After failing in their effort to abort a gay partner registry from taking effect, a group of ministers in Cleveland say they are resolved to ending it.

Cleveland city leaders approved the registry at a Monday December 8 session by a 13-7 vote.

Cleveland's domestic partner registry allows gay and straight couples to seek recognition of their union from the city. Ohio passed one of the toughest gay marriage bans in the country four years ago; it prohibits both gay marriage and marriage-like unions. To ensure that the registry does not run afoul of the state's prohibition it lacks any force of law and guarantees no protections whatsoever. Any benefits given to couples would be strictly voluntary.

United Pastors in Mission, a group of mostly black ministers led by president Rev. C. Jay Matthews of the Mount Sinai Baptist Church and director Rev. Marvin McMickle of Antioch Baptist Church, at first attempted to stop the registry from taking effect, but failed to collect about 11,000 signatures before the January 5 deadline.

Last month, Cleveland NAACP President George Forbes, a highly regarded former Cleveland politician and civil rights lawyer, attempted to broker a solution.

“The registry is passed. It's not going to be undone,” he told Cleveland's gay biweekly the Gay People's Chronicle (, which has reported extensively on the registry.

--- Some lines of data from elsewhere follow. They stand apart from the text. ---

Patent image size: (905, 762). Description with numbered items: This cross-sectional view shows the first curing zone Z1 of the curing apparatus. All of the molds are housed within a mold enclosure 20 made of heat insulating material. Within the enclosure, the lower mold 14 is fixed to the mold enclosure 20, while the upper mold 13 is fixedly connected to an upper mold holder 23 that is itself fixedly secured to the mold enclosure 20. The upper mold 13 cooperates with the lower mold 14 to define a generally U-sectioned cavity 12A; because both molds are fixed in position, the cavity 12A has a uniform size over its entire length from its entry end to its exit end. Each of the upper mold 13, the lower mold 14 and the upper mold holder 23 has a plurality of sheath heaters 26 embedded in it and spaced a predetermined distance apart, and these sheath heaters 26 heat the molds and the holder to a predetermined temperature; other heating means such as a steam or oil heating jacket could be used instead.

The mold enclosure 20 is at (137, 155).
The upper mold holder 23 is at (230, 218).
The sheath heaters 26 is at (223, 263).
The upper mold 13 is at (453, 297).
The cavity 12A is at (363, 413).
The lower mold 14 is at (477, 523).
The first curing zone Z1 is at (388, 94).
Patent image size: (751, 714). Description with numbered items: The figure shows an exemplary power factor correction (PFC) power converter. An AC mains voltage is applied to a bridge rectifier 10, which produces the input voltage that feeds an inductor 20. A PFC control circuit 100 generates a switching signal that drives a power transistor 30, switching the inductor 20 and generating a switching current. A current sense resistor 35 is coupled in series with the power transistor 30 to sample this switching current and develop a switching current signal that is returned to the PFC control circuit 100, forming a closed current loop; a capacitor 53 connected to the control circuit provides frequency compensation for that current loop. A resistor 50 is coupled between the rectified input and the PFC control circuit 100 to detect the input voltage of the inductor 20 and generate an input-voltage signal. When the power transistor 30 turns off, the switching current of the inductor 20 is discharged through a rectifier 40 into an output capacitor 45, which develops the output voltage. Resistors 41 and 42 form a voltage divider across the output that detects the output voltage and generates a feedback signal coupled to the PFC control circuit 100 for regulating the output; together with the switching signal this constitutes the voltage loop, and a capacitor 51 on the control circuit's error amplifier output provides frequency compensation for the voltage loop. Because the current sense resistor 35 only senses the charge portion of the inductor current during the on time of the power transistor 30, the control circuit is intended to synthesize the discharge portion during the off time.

Forbes met with Rev. C. Jay Matthews twice to discuss the issue. A January 27 meeting included the editorial board of the African-American weekly the Call and Post, of which Forbes is a member.

“I'm a civil rights lawyer and I realized that I had never had a gay or lesbian civil rights case, and it is because [in Ohio] there are no rights,” Forbes said.

The Cleveland NAACP passed a resolution in support of the partner registry. And the Call and Post printed an editorial backing the position.

“For over 90 years, this newspaper has been a champion of the downtrodden and those who civil rights have been attacked or violated. ... The Call and Post goes on record in supporting the domestic partner registry,” the paper wrote.

But neither have been able to mend fences with the ministers who repeated their vow to repeal the law. Matthews formed the Cleveland Coalition of Churches to campaign on the issue and has attracted out-of-state support, including the Alabama-based American Family Foundation.

The group says they will deliver the required 5,000 signatures by March to place a repeal before voters in the fall.

The ministers say they oppose the registry on religious grounds.

“That lifestyle goes against God,” Matthews told a Plain Dealer reporter.